Feestje op het schoolplein
In een roes rijd ik naar school, waar de kinderen net het schoolplein op komen rennen. De oudste ziet gelijk dat ik uitgelaten ben, dat ik hoog in mijn energie zit en zo vol vervuld verlangen dat hij gelijk vraagt wat er is. Voor het eerst zeg ik het hardop: ‘Het boek is af…’
Hij grijnst zo breed dat ik bijna weer begin te huilen. Tranen van vloeibaar verlangen. Hij geeft me een dikke high five en nu begint ook de jongste te joelen van enthousiasme. Later, als ik gekalmeerd ben en we terugrijden, vraag ik me af hoe ons kleine feestje eruit moet hebben gezien. Ik hoop dat het aanstekelijk was. Verlangen doet verlangen, neem het dus maar aan.
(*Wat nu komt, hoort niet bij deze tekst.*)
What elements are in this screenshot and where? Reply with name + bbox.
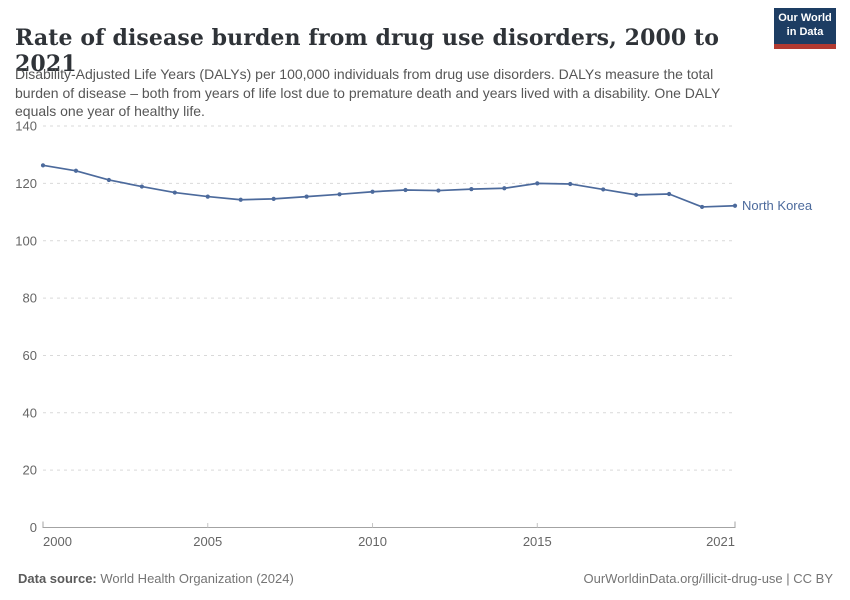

Na een zonnige middag met waterpret, waarbij ik met mijn vriendinnen weer oefen op de woorden: ‘Het boek is af!’, schrijf ik in de avond de epiloog. Het laatste gedeelte waarmee de cirkel helemaal rond wordt gemaakt. De reis van de ziel is toe aan de volgende fase. En die wordt vormgegeven in een derde boek.
Lieve lezers
Dus, lieve lezers: het is zover! Ik had niet gedacht dat ik al zo ver was, maar het is af. Ik wil jullie bedanken voor de hartverwarmende reacties op het eerste boek ‘Insula’. Voor jullie aanmoedigingen, het delen van jullie leeservaringen, de vakantiefoto’s van meren en bergen die deden denken aan de Lage Wereld en die jullie verbonden met de magie van de natuur.
Speciaal bedankje
Met mijn hele hart wil ik Anna Touw-Smit en Marije van Etten bedanken. Zij hebben de afgelopen anderhalf jaar als voorproef-lezers met mij meegereisd en hoofdstuk voor hoofdstuk gelezen om vervolgens hun beleving met mij te delen. Ze zijn een prachtige bron van steun geweest, dus dank, dank, dank. Tegen Raymond, Lucas en Maud wil ik zeggen: ik houd van jullie, dank jullie wel voor de ruimte om ook dit tweede boek te kunnen schrijven. En tja… op naar boek 3!
Tot slot
Tot slot: dit boek is een ode aan de zon en de maan, want ze hebben met de combinatie van een zonsverduistering en een nieuwe maan op magische wijze de juiste trilling gecreëerd die mij in staat stelde zowel iets af te ronden als ruimte te maken voor het nieuwe verhaal. Hoe bijzonder…
Hoe nu verder?
De komende tijd zal ik met jullie delen hoe de volgende fasen eruit gaan zien. Er komt heel wat kijken bij het uitgeven in eigen beheer (self-publishing). Voor nu geniet ik van dit grootse moment en zeg ik: op naar deel 3!